El Gobierno y el Clan del Golfo vuelven al diálogo.
El Gobierno y el Clan del Golfo vuelven al diálogo. Foto: Suministrado a Semana

El Gobierno nacional y el autodenominado Ejército Gaitanista de Colombia, también conocido como Clan del Golfo, informaron que las conversaciones de paz fueron reanudadas y registran avances tras una reunión sostenida el pasado 9 de febrero en Bogotá.

De acuerdo con lo comunicado por las partes, el encuentro se desarrolló en un “ambiente constructivo” y permitió destrabar la situación que había llevado a la suspensión temporal del diálogo, decisión que había sido anunciada días antes por esa organización armada.

Según la información oficial, la reunión sirvió para revisar los puntos de tensión que habían frenado el proceso y acordar la continuidad de los acercamientos. Desde el Ejecutivo se indicó que el diálogo se mantiene dentro de los canales establecidos y bajo los lineamientos definidos para este tipo de conversaciones.

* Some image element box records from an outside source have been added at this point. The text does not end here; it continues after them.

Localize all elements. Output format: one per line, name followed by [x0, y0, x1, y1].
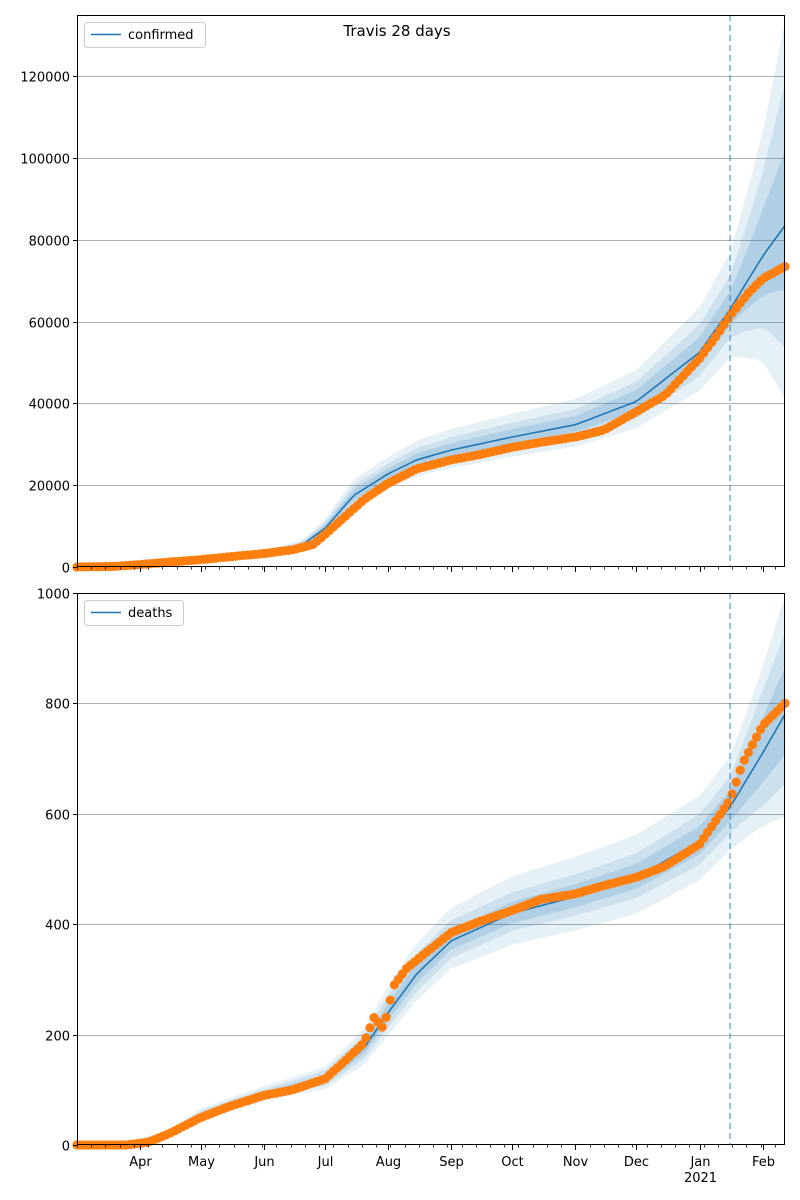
y-tick-label: 120000	[20, 71, 70, 86]
x-tick-label: Jun	[253, 1155, 274, 1170]
y-tick-label: 0	[62, 1140, 70, 1155]
y-tick-label: 80000	[29, 235, 70, 250]
observed-point	[751, 732, 762, 742]
legend-label-confirmed: confirmed	[128, 28, 194, 43]
y-tick-label: 200	[45, 1030, 70, 1045]
x-tick-label: Jul	[317, 1155, 334, 1170]
observed-point	[361, 1033, 371, 1043]
confirmed-y-ticks: 0 20000 40000 60000 80000 100000 120000	[20, 71, 77, 577]
x-tick-label: Feb	[752, 1155, 775, 1170]
observed-point	[381, 1012, 391, 1023]
observed-point	[357, 1040, 367, 1050]
chart-title: Travis 28 days	[342, 22, 450, 40]
deaths-legend: deaths	[84, 600, 184, 626]
observed-point	[365, 1023, 375, 1033]
observed-point	[727, 789, 737, 799]
x-tick-label: Aug	[376, 1155, 401, 1170]
x-tick-label: Apr	[129, 1155, 152, 1170]
x-tick-label: May	[188, 1155, 215, 1170]
confirmed-grid	[77, 76, 785, 486]
x-tick-label: Sep	[439, 1155, 464, 1170]
observed-point	[735, 765, 745, 775]
y-tick-label: 60000	[29, 317, 70, 332]
x-tick-label: Oct	[501, 1155, 523, 1170]
confirmed-panel: 0 20000 40000 60000 80000 100000 120000 Travis…	[20, 15, 790, 577]
observed-point	[385, 995, 395, 1005]
observed-point	[739, 755, 749, 765]
y-tick-label: 800	[45, 698, 70, 713]
deaths-panel: 0 200 400 600 800 1000 Apr May Jun Jul Aug Sep Oct N…	[37, 588, 790, 1186]
y-tick-label: 20000	[29, 480, 70, 495]
y-tick-label: 1000	[37, 588, 70, 603]
observed-point	[377, 1022, 387, 1032]
deaths-axes-frame	[77, 593, 785, 1145]
y-tick-label: 600	[45, 809, 70, 824]
confirmed-legend: confirmed	[84, 22, 206, 48]
y-tick-label: 0	[62, 562, 70, 577]
observed-point	[747, 740, 758, 750]
observed-point	[723, 798, 733, 808]
observed-point	[743, 747, 754, 758]
uncertainty-band-2	[77, 632, 785, 1145]
x-tick-label: Jan	[689, 1155, 710, 1170]
x-tick-label: 2021	[684, 1171, 717, 1186]
y-tick-label: 40000	[29, 398, 70, 413]
y-tick-label: 400	[45, 919, 70, 934]
legend-label-deaths: deaths	[128, 606, 173, 621]
confirmed-x-ticks	[77, 567, 776, 572]
deaths-y-ticks: 0 200 400 600 800 1000	[37, 588, 77, 1155]
y-tick-label: 100000	[20, 153, 70, 168]
x-tick-label: Dec	[624, 1155, 649, 1170]
confirmed-axes-frame	[77, 15, 785, 567]
x-tick-label: Nov	[563, 1155, 589, 1170]
observed-point	[731, 777, 741, 787]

Por su parte, el Clan del Golfo señaló que la sesión permitió “superar la coyuntura” que motivó la suspensión previa y reiteró su disposición a continuar en la mesa, lo que abrió nuevamente el espacio para avanzar en la agenda planteada.

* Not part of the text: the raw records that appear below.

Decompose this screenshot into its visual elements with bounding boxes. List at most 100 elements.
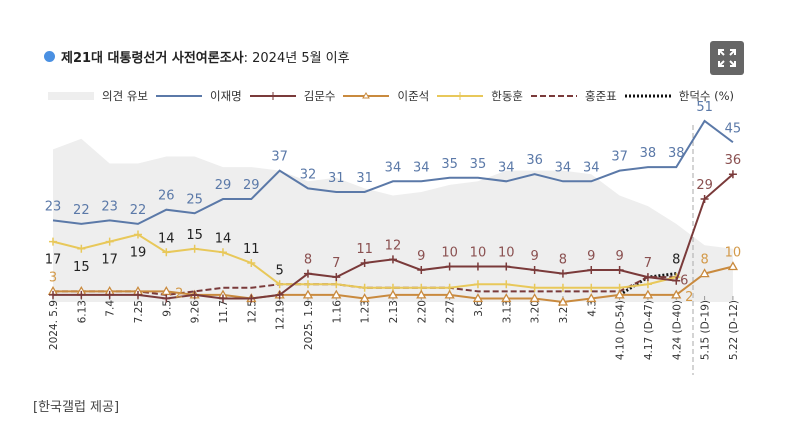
data-point: [473, 280, 482, 289]
legend-item: 김문수: [249, 88, 335, 104]
chart-title: 제21대 대통령선거 사전여론조사 : 2024년 5월 이후: [44, 47, 350, 66]
data-label: 10: [470, 246, 487, 261]
data-label: 35: [470, 157, 487, 172]
x-tick-label: 3.20: [530, 300, 542, 323]
legend-label: 이재명: [209, 89, 242, 103]
data-point: [105, 237, 114, 246]
data-point: [360, 283, 369, 292]
data-point: [331, 289, 342, 299]
data-label: 22: [73, 203, 90, 218]
data-label: 3: [49, 270, 57, 285]
data-label: 8: [559, 253, 567, 268]
data-point: [587, 266, 596, 275]
x-tick-label: 3.13: [501, 300, 513, 323]
data-point: [643, 280, 652, 289]
data-point: [302, 289, 314, 299]
data-point: [530, 283, 539, 292]
data-point: [416, 289, 427, 299]
data-label: 9: [530, 249, 538, 264]
data-label: 11: [243, 242, 260, 257]
data-label: 34: [555, 160, 572, 175]
expand-button[interactable]: [710, 41, 744, 75]
data-point: [133, 290, 142, 299]
data-point: [671, 289, 682, 299]
data-point: [105, 290, 114, 299]
data-point: [49, 290, 57, 299]
x-tick-label: 2.13: [388, 300, 400, 323]
x-tick-label: 4.10 (D-54): [615, 300, 627, 360]
data-point: [642, 289, 654, 299]
legend-item: 한덕수 (%): [624, 88, 734, 104]
x-tick-label: 1.23: [360, 300, 372, 323]
data-label: 26: [158, 189, 175, 204]
x-tick-label: 6.13: [76, 300, 88, 323]
data-label: 15: [186, 228, 203, 243]
data-label: 9: [587, 249, 595, 264]
data-point: [586, 293, 597, 303]
title-bold: 제21대 대통령선거 사전여론조사: [61, 51, 244, 66]
data-point: [502, 280, 511, 289]
data-label: 2: [175, 286, 183, 301]
data-label: 19: [130, 246, 147, 261]
data-label: 25: [186, 192, 203, 207]
data-point: [332, 280, 341, 289]
x-tick-label: 4.3: [586, 300, 598, 317]
legend-label: 한동훈: [491, 89, 523, 103]
data-label: 6: [680, 274, 688, 289]
data-label: 34: [413, 160, 430, 175]
data-label: 8: [304, 253, 312, 268]
series-line-이재명: [52, 119, 734, 225]
x-tick-label: 5.22 (D-12): [728, 300, 740, 360]
chart-legend: 의견 유보 이재명 김문수 이준석 한동훈 홍준표 한덕수 (%): [48, 88, 742, 104]
data-point: [558, 269, 567, 278]
data-label: 37: [271, 150, 288, 165]
data-point: [445, 262, 454, 271]
data-point: [614, 289, 625, 299]
legend-swatch: [530, 95, 577, 97]
data-label: 17: [45, 253, 62, 268]
data-point: [502, 262, 511, 271]
data-point: [303, 269, 312, 278]
data-label: 22: [130, 203, 147, 218]
data-label: 29: [243, 178, 260, 193]
data-point: [727, 261, 739, 271]
x-tick-label: 3.27: [558, 300, 570, 323]
data-point: [303, 280, 312, 289]
data-point: [472, 293, 484, 303]
data-label: 15: [73, 260, 90, 275]
x-tick-label: 9.5: [161, 300, 173, 317]
data-point: [587, 283, 596, 292]
line-chart: 2024. 5.9 6.13 7.4 7.25 9.5 9.26 11.7 12.5 12.19…: [45, 100, 742, 375]
data-label: 37: [611, 150, 628, 165]
data-point: [190, 244, 199, 253]
data-point: [388, 255, 397, 264]
x-tick-label: 5.15 (D-19): [700, 300, 712, 360]
data-point: [275, 280, 284, 289]
x-tick-label: 12.19: [275, 300, 287, 330]
legend-swatch: [437, 92, 484, 100]
data-point: [672, 276, 681, 285]
series-line-홍준표: [53, 276, 677, 296]
data-label: 10: [441, 246, 458, 261]
data-label: 23: [45, 199, 62, 214]
legend-item: 이재명: [155, 88, 242, 104]
data-label: 31: [328, 171, 345, 186]
data-point: [558, 283, 567, 292]
data-label: 45: [725, 121, 742, 136]
data-label: 38: [668, 146, 685, 161]
data-point: [133, 230, 142, 239]
data-point: [615, 266, 624, 275]
data-point: [77, 244, 86, 253]
data-point: [162, 294, 171, 303]
expand-icon: [718, 49, 736, 67]
data-label: 7: [332, 256, 340, 271]
data-point: [275, 290, 284, 299]
data-point: [162, 248, 171, 257]
data-point: [473, 262, 482, 271]
x-tick-label: 2024. 5.9: [48, 300, 60, 350]
data-label: 34: [385, 160, 402, 175]
data-label: 5: [275, 263, 283, 278]
x-tick-label: 2.27: [445, 300, 457, 323]
data-point: [359, 293, 370, 303]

¿Cómo queda la nueva cúpula del Clan del Golfo?

El viernes 31 de enero comenzó a rodar un rumor desde Tierralta, Córdoba, que aseguraba que José Gonzalo Sánchez Sánchez, alias Gonzalito, había muerto tras sufrir un accidente en una lancha cuando iba hacia una zona de ubicación temporal, donde supuestamente iniciaría su tránsito a la legalidad.

Un día después, la noticia fue dada a conocer por SEMANA y las entrañas del Clan del Golfo se estremecieron.

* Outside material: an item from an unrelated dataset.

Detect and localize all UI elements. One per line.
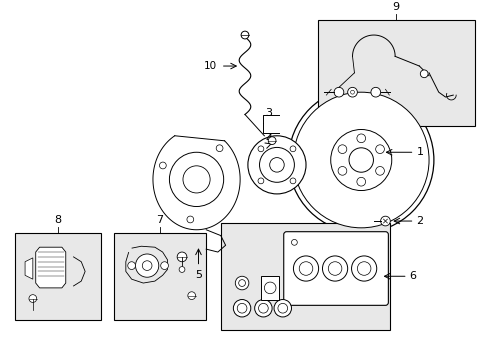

Gonzalito estaba a cargo de la operación criminal del Clan del Golfo en el Caribe colombiano y le rendía cuentas a alias Chiquito Malo, el hombre que heredó el poder tras la extradición a Estados Unidos de alias Otoniel.

El Ministerio de Defensa estaba dispuesto a pagar una recompensa de hasta 3.284 millones de pesos por su captura; es decir, se trataba de uno de los pesos pesados del narcotráfico en el país.